Il Banco Piglia Tutto: Amministratori e Banche come Esattori di Valori Fittizi
In un mondo dove il denaro domina, amministratori e banche si configurano sempre più come esattori di valori basati su numeri astratti. L’economia moderna, costruita su meccanismi finanziari complessi, sembra aver perso il contatto con la realtà: ciò che viene scambiato non è più un bene tangibile, ma una rappresentazione numerica di valore spesso scollegata dal mondo reale.
Gli interessi: la moneta che non esiste
Al cuore del problema c’è il concetto di interesse. Quando un amministratore o una banca applica interessi su un debito, cosa rappresentano realmente questi interessi? Non sono altro che numeri aggiunti a un totale che, a loro volta, devono essere ripagati con altro denaro. Ma quel denaro, a sua origine, non esiste. È un valore creato dal nulla.
Pensiamo al sistema bancario. Ogni prestito concesso rappresenta denaro che viene "creato" elettronicamente, senza alcun controvalore fisico. Questo denaro esiste solo in forma di numeri su un conto, ma gli interessi che maturano su di esso devono essere ripagati con denaro reale.
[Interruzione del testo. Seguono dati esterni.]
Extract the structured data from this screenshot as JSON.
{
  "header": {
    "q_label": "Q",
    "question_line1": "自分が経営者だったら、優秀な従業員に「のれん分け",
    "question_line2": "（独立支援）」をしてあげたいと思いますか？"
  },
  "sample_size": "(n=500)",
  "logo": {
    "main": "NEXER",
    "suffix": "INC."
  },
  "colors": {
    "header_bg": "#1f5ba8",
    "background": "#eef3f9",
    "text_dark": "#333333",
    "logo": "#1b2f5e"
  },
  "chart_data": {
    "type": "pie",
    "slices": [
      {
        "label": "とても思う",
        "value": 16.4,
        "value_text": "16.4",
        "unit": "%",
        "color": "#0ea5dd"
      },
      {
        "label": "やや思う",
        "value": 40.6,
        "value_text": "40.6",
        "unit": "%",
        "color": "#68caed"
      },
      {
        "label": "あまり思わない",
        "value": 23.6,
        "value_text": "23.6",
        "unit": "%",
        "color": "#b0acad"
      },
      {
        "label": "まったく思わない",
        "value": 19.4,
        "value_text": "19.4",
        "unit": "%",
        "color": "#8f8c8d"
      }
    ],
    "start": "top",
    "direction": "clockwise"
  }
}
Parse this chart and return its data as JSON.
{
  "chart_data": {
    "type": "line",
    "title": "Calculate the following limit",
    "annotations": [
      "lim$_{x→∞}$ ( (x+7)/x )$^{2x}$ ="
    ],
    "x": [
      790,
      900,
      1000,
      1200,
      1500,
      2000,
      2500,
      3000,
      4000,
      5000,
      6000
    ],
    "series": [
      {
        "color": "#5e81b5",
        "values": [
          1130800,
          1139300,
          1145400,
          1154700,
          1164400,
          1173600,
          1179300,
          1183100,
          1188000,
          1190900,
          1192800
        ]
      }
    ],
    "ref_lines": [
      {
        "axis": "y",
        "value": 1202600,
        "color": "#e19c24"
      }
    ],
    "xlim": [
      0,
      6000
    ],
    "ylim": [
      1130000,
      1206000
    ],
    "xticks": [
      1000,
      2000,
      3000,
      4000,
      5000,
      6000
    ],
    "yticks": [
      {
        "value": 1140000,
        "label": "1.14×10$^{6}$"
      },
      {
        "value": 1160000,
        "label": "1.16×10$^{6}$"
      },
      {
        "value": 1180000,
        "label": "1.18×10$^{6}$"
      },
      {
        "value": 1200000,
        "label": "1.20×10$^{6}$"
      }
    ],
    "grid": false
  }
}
È qui che emerge l’assurdità: il sistema richiede continuamente più risorse di quante ne siano realmente disponibili.
Chi è il creditore finale?
Molti credono che i debiti siano dovuti a un “creditore finale,” ma la realtà è ben diversa. Il vero creditore, se così possiamo chiamarlo, non è altro che il sistema stesso: un meccanismo autoreferenziale che continua a esigere valore per mantenersi in vita. Nessun “stampatore di moneta,” se non le banche centrali, interviene direttamente, ma la loro azione è comunque parte del ciclo vizioso: si stampa denaro per ripianare debiti che, a loro volta, generano nuovi interessi.
Gli amministratori come strumenti del sistema
Non è solo il sistema bancario a perpetuare questa logica, ma anche gli amministratori, siano essi pubblici o privati. Questi ultimi diventano, di fatto, esattori di risorse, applicando sanzioni, more e interessi su interessi. Anche qui, i numeri crescono senza che ci sia un valore reale sottostante.
Un esempio emblematico è quello delle tasse sugli immobili o delle spese condominiali. Un proprietario in difficoltà finanziaria, magari a causa di insolvenze subite da altri, si trova sommerso da richieste che non tengono conto della sua reale capacità di pagare. Il risultato? L’esproprio del bene, che viene rimesso nel circuito del debito e degli interessi, arricchendo chi sta al vertice di questo sistema fittizio.
Il paradosso del denaro moderno
In definitiva, il sistema economico attuale si basa su una costruzione teorica che ignora la realtà tangibile. Il denaro, creato dal nulla, diventa il mezzo per controllare beni reali, mentre i cittadini si impoveriscono cercando di ripagare debiti che non potranno mai estinguere.
Questa riflessione ci porta a una domanda fondamentale: fino a che punto può reggere un sistema basato su valori fittizi? E cosa succederebbe se si tornasse a un'economia più ancorata alla realtà, dove il valore è creato dal lavoro e dalla produzione, e non da numeri inseriti in un sistema elettronico?
Forse è giunto il momento di ripensare l'intero impianto economico, restituendo al denaro la sua funzione originaria: un mezzo di scambio e non uno strumento di oppressione.